Too much to ask that we get a mention of McCain backing out of public financing for the primary? Is that to McMavericky?

On top of that, you don't even offer up a quote where Barack supposedly agrees to take public financing...

Posted by: moreaxe | February 15, 2008 5:57 PM | Report abuse

John McCain is in a luxury position now, and if this is all he can muster, than the web statistics are true:

Obama vs. McCain-

Posted by: davidmwe | February 15, 2008 5:53 PM | Report abuse

This is Bacon Jr.. The person who wrote the Obama muslim lie.. So he is biased Moreaxe he forgot to include that bit. I recall McCain saying that too..

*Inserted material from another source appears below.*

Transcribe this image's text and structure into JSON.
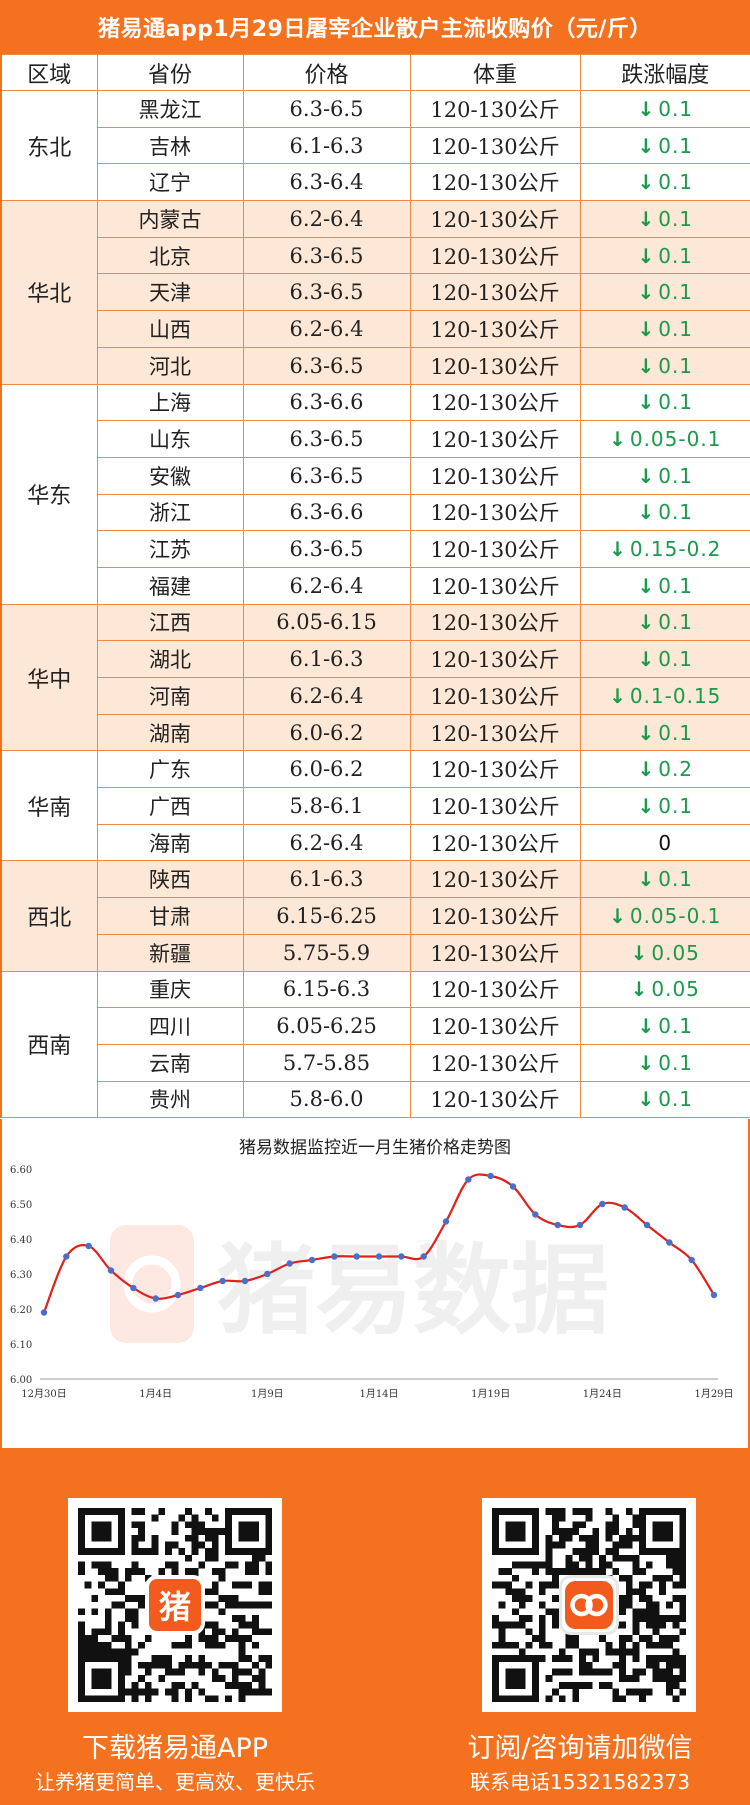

Posted by: TennGurl | February 15, 2008 5:25 PM | Report abuse

I meant "Mr Bacon", although the same holds true for Mr Balz.

Posted by: zukermand | February 15, 2008 5:24 PM | Report abuse

From a recent NY times article:

"Mr. McCain's advisers said that the candidate, despite his signature legislative efforts to restrict the money spent on political campaigns, would not accept public financing and spending limits for this year's general campaign."

Looks like the straight talk express ran aground again and the media fails to report it. Back to business as usual. Maybe you can slip the "maverick" modifier in there a few times too.

I guess it's also too much to ask that you mention that Mr. McCain also recently took out a loan using a fundraising list as collateral (something a non-politician would not be able to do), calling into question whether or not Mr. McCain was using his position as a sitting Senator for fundraising in direct violation of McCain-Feingold.

Posted by: moreaxe | February 15, 2008 5:21 PM | Report abuse

Obama fans take note, while Mr Balz is perfectly comfortable supporting your candidate in a primary with Sen Clinton, he, and others like him, will be less accommodating in a general with Mr McCain. You may find his unprofessional behavior a double edged sword.

Posted by: zukermand | February 15, 2008 5:20 PM | Report abuse

GTH, Baby Burner-

You are just petulent because even with the old fatcat republican riches won't get you within daylight of what Senator Obama is collecting.